A Caixa Econômica Federal realiza nesta segunda-feira (23) o pagamento da parcela de março do Bolsa Família para os beneficiários com Número de Inscrição Social (NIS) de final 4. O valor base do benefício é de R$ 600, mas com os adicionais previstos, a média paga neste mês chega a R$ 683,75.
Neste mês, o programa de transferência de renda do Governo Federal atenderá 18,73 milhões de famílias, com um investimento total de R$ 12,77 bilhões. Além do valor mínimo, o Bolsa Família oferece três tipos de adicionais.
O Benefício Variável Familiar Nutriz concede seis parcelas de R$ 50 para mães de bebês de até seis meses. Há também um acréscimo de R$ 50 para gestantes e nutrizes (mães que amamentam), R$ 50 para cada filho de 7 a 18 anos e R$ 150 para cada criança de até 6 anos.

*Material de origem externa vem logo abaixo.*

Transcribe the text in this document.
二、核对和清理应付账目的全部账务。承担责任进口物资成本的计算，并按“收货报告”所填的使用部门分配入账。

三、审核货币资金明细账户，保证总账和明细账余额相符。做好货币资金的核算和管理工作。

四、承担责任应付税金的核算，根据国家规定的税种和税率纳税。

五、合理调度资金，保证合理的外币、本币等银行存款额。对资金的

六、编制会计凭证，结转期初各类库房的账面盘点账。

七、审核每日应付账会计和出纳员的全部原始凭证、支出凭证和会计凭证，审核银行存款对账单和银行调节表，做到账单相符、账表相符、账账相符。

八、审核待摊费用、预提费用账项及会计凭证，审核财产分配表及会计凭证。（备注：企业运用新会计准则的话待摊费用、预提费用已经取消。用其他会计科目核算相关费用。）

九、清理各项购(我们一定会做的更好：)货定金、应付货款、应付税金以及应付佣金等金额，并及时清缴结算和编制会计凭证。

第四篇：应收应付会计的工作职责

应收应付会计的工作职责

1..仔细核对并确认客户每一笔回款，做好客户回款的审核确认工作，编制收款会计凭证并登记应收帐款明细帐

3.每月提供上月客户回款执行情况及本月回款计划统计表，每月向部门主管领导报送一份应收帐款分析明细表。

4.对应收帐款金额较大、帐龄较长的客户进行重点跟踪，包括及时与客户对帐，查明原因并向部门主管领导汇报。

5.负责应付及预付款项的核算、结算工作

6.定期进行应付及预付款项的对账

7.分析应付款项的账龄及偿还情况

O calendário regular de pagamentos do Bolsa Família ocorre nos últimos dez dias úteis de cada mês. Os beneficiários podem obter informações detalhadas sobre datas, valores e composição das parcelas através do aplicativo Caixa Tem, que gerencia as contas poupança digitais.
No último dia 18, 171 cidades em nove estados tiveram o pagamento realizado de forma unificada, independentemente do NIS. Essa antecipação beneficiou municípios do Rio Grande do Norte (126), afetados pela seca, e cidades mineiras como Juiz de Fora, Ubá, Patrocínio do Muriaé e Formiga, impactadas por enchentes. Outros estados com pagamentos antecipados foram Amazonas (3), Bahia (17), Paraná (1), Piauí (1), Rio de Janeiro (4), Roraima (6) e Sergipe (9).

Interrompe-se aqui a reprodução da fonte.